Number 1 is a non-smart TV
Honorable mention; The Apple Watch SE 2 I bought for my wife so she stops thinking she's going tachy or having a heart attack 9 times a year. Considering the cost of an average ER trip, and the hit to my sanity when these things only happen at like 3 AM, I'll gladly upgrade her to the pro version or whatever when the SE kicks the bucket.
Another one for the Steamdeck pile. Honorary mention to the SNES mini I got my hands on years before that, which is what got me back into gaming.
My Fairphone 5, because it has allowed me to break free from Google and other big tech companies by letting me install whatever I want on it.
And my good old Thinkpad.
Not a purchase, but Home Assistant is easily the most enjoyable gadget and piece of tech I've had in years. It's ridiculously flexible and can do just about anything you can imagine.
I've been able to automate dumb devices (like an old top-of-the-line receiver) and give them smart features rather than spending thousands to replace them. Occupancy detection saves energy by changing thermostat settings when people aren't home, and lights come on when we're 60' from the front door after a walk. Multiple leak detectors and a temperature sensor in the fridge let us know when something's wrong before damage occurs. We get notifications when the dryer and washer cycles are complete allowing us to complete the laundry in one day instead of two.
The system is configured to change change interior light brightness and hue based on time of day so at 7PM we have bright room lighting and at 2AM it's very dim. We get immediate notifications of package deliveries with the integrated Frigate NVR and a $15 camera. Firewall settings are dynamically changed so devices that require Internet access only have it when they are actually in use. Integrations exist for VLC, Spotify, Jellyfin, Paperless, Apple, TVs, alarm systems, solar power systems, routers, automobiles, and hundreds of other brands and devices.
Yes, much of the same can be done with connected appliances, lights, and other smart devices using separate apps and control interfaces for everything, but what's different about Home Assistant is it's all integrated and all control and storage can be local. We have no cloud or corporate services involved for any of this. Google, Apple, Amazon and Samsung can't one day decide to pull the plug on things we've already paid for.
The big problem with Home Assistant is there are so many uses you can easily end up spending way too much time tinkering and never get anything else done.
I can think of a few that I can't decide between:
My IBM Model M that came with my childhood PC was my primary keyboard into my 30s until a coworker sabotaged it (it was a bit loud I suppose). Not technically my purchase, but damn was it solid.

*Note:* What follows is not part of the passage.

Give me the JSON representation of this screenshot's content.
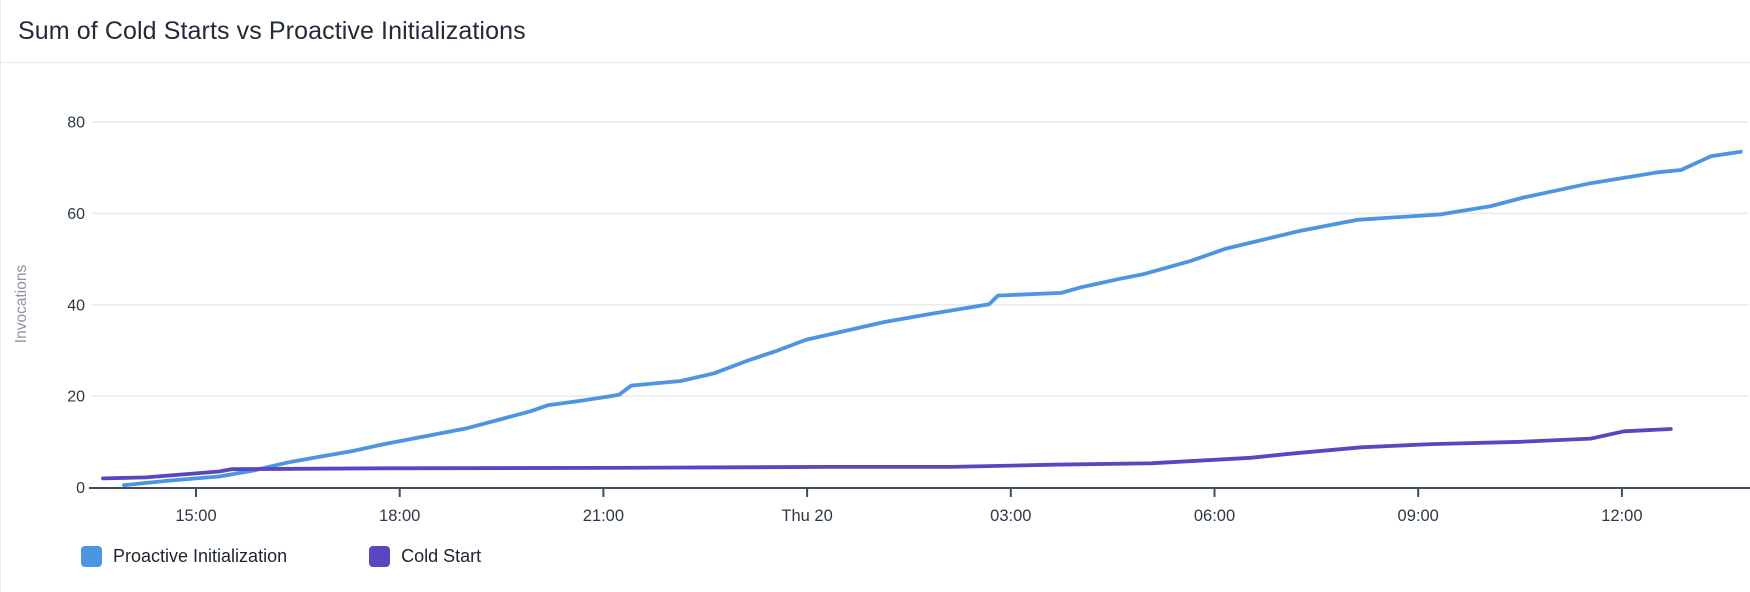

I bought a used 21" Sony Trinitron CRT monitor crazy cheap back in the mid 90s when typical monitors were 14". I felt like a king, that thing never stopped working, but I was pressured to part ways with it two decades later by my wife.
Edit: I'll add on my Beyerdynamic DT 770 headphones. My current pair are 20 years old and I have just replaced the pads a few times as well as some cheap support part (was less than $3 from the manufacturer). These things are basically invincible and they are still my travel headphones as they can take a beating on the road.
My favorite tech buy is a good 3D printer.
The ability to imagine something, model it in 3D, and then send it to a box and have it “magically” become real via 3D printing will never not amaze me or stop being cool.
Plenty of other useful tech toys like a jellyfin PC or a 3D scanner, but the printer is the thing I enjoy the most.